I don't know if there was an ECM cal update with the rerouting of the bleeder lines and hole in the tstat update.
Jim?

JimN
08-30-2004, 04:07 PM
There was a recal for high temperature climate users. I never heard that it was really necessary in other parts of the country. You can turn the bilge blower on and get rid of the hot air, too.

Diesel
08-31-2004, 10:00 AM
I replaced both t-stats with ones from a Mastercraft dealer..they for some reason did work better than the ones from SKIDIM (Thanks Diesel).

Glad I could help!!! I still have no idea why there is a difference in the stats :confused: .

I am not sure why you are having the heat soak issue. My LT1 is a 95 model so evidently something was changed because I have never had the issue you described. Hopefully someone else will have the answer.


Good Luck!!

Jorski
08-31-2004, 10:50 AM
Hi Diesel,

Any chance you could post a picture showing the bleeders ? Apparently they changed the location to dump some cooler water near the temp. sensor. It appears that the sensor is giving false overheat signals, causing the engine management system to go into limp home mode. Yours probably came with the new set-up. My year (1993 LT1) was one of the first ones out there.

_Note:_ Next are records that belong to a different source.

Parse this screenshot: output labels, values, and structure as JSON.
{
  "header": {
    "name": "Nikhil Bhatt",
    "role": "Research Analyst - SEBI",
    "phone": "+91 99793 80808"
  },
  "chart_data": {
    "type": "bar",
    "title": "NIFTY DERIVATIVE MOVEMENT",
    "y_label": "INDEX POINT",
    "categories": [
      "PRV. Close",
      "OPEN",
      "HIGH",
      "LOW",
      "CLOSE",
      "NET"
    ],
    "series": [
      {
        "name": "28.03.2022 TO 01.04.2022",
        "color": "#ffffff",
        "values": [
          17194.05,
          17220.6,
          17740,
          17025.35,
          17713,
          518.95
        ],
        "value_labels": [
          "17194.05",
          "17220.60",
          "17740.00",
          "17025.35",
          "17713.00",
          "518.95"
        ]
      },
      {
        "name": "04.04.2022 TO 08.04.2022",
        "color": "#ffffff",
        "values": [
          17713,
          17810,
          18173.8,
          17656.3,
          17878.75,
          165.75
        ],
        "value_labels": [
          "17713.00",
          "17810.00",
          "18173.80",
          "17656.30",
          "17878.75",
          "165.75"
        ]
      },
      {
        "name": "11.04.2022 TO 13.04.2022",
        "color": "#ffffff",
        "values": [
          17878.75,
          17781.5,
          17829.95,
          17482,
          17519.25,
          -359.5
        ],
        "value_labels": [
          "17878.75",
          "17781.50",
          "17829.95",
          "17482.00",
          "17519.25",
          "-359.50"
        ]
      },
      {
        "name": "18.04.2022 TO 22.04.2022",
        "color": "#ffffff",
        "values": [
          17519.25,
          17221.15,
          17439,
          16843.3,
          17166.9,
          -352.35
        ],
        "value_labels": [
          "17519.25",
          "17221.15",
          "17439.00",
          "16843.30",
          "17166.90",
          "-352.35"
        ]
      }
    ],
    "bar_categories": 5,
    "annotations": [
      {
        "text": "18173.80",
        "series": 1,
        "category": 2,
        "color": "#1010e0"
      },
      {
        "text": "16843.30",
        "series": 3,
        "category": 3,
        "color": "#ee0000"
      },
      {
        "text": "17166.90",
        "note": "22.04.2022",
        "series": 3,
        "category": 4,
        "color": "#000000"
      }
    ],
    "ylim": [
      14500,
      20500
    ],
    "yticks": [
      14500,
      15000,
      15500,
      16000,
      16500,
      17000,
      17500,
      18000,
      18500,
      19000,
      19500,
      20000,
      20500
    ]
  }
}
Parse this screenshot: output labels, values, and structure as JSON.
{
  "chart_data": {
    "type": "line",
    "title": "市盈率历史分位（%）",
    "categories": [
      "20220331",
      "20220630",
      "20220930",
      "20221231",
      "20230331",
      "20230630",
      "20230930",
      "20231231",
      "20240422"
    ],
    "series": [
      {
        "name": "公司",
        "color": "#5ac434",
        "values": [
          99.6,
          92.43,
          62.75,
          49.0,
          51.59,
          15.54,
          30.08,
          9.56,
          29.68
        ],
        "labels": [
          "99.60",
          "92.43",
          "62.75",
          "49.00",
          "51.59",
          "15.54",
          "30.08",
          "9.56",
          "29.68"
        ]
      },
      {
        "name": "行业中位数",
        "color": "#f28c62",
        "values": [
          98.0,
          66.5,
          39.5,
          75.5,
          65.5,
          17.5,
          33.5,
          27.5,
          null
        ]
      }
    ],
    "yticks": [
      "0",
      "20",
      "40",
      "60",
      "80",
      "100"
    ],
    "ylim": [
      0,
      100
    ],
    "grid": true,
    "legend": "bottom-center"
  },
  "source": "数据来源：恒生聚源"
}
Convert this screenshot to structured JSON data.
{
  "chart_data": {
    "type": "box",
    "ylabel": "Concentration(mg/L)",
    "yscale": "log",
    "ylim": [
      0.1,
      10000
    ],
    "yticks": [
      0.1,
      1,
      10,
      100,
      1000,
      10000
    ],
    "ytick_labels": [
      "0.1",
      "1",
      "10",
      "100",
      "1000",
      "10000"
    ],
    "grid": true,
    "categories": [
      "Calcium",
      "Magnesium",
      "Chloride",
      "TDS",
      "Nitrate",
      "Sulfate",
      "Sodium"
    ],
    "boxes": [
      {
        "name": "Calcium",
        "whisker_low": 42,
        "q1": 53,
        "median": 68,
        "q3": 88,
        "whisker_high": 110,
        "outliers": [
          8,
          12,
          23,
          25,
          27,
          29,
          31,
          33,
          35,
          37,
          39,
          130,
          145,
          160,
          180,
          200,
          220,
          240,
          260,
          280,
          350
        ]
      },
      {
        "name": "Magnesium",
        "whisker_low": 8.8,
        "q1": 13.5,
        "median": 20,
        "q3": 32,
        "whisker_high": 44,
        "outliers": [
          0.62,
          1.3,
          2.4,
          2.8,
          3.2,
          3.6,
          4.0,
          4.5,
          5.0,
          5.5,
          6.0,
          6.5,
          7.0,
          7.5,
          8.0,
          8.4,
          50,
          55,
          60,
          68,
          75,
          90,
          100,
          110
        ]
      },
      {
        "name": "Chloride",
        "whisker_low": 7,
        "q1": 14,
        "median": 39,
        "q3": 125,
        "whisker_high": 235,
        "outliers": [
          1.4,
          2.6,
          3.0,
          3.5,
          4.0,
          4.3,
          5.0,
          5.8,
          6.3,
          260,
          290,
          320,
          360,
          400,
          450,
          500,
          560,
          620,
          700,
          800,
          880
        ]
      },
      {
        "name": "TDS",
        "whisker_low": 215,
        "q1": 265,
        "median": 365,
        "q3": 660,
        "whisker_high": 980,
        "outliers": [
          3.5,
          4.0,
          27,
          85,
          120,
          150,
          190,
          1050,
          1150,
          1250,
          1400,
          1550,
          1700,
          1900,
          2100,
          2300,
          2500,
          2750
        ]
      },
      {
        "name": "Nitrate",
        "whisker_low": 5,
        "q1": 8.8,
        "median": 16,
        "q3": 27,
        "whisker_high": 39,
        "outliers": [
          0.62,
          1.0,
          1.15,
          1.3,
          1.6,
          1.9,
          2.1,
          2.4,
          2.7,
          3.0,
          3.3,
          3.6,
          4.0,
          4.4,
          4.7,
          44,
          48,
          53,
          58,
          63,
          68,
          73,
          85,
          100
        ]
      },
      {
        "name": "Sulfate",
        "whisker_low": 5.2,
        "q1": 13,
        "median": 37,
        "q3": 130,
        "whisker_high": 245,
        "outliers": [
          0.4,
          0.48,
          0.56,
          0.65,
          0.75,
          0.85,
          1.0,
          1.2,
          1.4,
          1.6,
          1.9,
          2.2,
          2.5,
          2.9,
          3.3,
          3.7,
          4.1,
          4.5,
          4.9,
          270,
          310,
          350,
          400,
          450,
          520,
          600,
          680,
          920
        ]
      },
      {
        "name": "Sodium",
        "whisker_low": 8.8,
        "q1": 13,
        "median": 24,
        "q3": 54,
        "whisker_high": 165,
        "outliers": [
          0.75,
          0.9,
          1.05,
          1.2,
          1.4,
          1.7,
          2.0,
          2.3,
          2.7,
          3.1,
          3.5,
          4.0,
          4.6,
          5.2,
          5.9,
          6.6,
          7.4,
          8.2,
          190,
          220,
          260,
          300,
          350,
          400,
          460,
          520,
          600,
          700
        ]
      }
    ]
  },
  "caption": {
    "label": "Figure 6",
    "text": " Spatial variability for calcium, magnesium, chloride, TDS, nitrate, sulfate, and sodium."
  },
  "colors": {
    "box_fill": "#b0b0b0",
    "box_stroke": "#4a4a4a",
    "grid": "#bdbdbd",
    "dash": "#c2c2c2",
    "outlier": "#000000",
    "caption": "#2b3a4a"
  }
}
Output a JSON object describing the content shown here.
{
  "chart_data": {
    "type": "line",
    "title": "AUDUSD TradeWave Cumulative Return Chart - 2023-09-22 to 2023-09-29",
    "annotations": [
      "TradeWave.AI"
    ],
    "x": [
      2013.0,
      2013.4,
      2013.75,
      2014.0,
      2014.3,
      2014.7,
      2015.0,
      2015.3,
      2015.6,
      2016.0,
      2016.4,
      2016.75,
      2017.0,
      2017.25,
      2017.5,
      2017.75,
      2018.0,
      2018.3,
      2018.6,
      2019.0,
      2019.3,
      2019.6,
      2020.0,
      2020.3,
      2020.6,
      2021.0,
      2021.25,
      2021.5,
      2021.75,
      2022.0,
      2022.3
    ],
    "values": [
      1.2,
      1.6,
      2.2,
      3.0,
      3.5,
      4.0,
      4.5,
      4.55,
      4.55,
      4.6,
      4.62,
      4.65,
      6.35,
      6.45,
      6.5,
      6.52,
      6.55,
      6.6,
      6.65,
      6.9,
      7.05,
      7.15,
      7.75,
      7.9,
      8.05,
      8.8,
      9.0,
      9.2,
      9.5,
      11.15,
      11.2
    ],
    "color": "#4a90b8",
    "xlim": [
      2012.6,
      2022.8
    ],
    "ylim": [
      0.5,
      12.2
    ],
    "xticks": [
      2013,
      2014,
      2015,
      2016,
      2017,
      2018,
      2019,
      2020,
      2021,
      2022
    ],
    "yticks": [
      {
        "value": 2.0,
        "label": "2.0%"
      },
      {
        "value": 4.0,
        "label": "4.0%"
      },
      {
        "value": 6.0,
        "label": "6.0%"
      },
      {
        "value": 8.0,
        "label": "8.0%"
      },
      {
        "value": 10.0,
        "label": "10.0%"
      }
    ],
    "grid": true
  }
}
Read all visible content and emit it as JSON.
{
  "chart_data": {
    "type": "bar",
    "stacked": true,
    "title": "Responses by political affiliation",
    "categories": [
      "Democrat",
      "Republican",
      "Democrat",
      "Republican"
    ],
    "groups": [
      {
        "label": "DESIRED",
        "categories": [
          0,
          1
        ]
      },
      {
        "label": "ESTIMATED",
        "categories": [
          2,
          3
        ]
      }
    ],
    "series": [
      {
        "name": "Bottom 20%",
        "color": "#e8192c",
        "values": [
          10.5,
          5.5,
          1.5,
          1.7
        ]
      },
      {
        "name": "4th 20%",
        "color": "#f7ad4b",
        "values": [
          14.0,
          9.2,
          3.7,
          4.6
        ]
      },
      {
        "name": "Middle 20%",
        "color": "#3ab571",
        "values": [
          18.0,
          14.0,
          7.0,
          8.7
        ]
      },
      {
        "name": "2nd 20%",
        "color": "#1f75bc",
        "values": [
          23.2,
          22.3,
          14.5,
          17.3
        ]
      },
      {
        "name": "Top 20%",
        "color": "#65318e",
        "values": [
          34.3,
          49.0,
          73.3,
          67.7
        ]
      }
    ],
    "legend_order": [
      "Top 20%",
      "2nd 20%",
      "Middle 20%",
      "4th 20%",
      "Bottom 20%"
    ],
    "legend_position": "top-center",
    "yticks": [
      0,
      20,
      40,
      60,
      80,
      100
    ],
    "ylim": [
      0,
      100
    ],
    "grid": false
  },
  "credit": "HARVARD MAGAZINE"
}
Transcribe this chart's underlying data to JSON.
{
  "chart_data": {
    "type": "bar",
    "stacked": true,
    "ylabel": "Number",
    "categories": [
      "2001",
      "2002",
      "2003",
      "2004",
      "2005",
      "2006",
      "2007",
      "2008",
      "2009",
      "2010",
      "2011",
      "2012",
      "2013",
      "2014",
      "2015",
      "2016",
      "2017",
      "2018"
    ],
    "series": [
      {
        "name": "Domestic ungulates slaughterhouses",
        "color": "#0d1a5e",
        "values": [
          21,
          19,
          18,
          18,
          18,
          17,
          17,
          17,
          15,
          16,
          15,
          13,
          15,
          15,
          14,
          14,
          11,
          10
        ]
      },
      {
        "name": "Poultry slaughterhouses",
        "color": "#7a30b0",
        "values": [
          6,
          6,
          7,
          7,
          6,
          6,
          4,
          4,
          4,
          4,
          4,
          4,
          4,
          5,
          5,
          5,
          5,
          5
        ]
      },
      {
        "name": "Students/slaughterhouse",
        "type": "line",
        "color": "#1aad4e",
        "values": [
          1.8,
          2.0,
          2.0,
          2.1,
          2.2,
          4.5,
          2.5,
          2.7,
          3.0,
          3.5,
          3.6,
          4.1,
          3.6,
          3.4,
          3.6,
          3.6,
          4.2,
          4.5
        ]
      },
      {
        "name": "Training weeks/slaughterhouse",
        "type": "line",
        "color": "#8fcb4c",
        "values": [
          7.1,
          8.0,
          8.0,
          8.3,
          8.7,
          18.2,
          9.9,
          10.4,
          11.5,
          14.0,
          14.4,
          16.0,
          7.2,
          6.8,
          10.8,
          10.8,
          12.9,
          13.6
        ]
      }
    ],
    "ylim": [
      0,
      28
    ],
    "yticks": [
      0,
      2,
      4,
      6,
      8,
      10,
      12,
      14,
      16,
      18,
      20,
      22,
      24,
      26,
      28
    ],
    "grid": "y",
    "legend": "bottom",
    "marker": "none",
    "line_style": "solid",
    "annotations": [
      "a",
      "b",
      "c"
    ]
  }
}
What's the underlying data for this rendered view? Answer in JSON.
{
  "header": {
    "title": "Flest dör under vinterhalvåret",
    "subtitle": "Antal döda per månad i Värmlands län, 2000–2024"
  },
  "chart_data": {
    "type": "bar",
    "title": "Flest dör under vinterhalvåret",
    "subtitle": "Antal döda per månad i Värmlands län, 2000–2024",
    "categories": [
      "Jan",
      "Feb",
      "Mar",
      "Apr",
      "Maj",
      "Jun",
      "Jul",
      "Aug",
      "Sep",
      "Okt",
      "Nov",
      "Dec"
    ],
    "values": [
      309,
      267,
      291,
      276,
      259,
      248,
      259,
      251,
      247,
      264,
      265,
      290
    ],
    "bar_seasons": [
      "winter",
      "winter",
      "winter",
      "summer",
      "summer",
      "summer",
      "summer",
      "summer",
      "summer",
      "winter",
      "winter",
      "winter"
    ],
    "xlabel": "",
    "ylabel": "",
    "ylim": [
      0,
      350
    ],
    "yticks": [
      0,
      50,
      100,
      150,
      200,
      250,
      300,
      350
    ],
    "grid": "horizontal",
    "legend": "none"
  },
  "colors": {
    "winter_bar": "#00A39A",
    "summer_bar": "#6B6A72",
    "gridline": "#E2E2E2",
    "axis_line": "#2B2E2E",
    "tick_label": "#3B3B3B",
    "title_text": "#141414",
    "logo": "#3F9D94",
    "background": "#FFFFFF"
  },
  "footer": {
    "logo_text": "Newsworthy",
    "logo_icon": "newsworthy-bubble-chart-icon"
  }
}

BTW...if anyone else could post a picture...that also would be greatly appreciated.

Jordan

Diesel
08-31-2004, 11:00 AM
I'll will snap a few pics tonight but I don't have a picture hosing site. PM me you email and I will send them directly to you.

Jorski
09-01-2004, 09:39 AM
Thanks diesel...my email address is in your inbox

greeneng
09-01-2004, 09:30 PM
I have read this a few times, but just caught on that you said the replacement 160 Degree thermostat did not have a built in gasket.
Did you remove the gasket, actually a seal around the circumference of the thermostat, from the old thermostat and put it on the new one? If you do not have the gasket, you need to get one and put it in. When I ordered an LT-1 thermostat from Ski-Dim, in July, it came with the seal (gasket).

Diesel
09-02-2004, 09:46 AM
Here you go:

http://img50.exs.cx/img50/2541/DSC1164.jpg

Diesel
09-02-2004, 09:49 AM
Another:

http://img50.exs.cx/img50/7082/DSC1163.jpg

Jorski
09-02-2004, 11:36 AM
Thank you Diesel...Your driver side bleeder goes into the heads at the front near the temp sensor...mine goes into the back. That seems to be consistent with the "fix" I have heard about.

I am still somewhat unclear about what to do about this. I have heard that there was a service bulletin, anyone know where or if an individual could get a copy of this ?

Ther are not any MC dealers within a convenient driving distance and if possible I would prefer to do it myself. It sounds like all that is required is to cap off the old hole. Then drill and tap (in the correct spot-yikes) to insert a threaded hose barb into the cooling passage and then connect the bleeder.

Any ideas would be great.

Thanks again guys,

Jordan

Jorski
09-07-2004, 10:11 AM
Greeneng,

You were correct, you have to have the gasket ! In summation, LT1s must have t-stats from Mastercraft. Upper one drilled and installed with gasket.

Finally..the end to this thread. Thank you to all of you. This site has been a wonderful guide.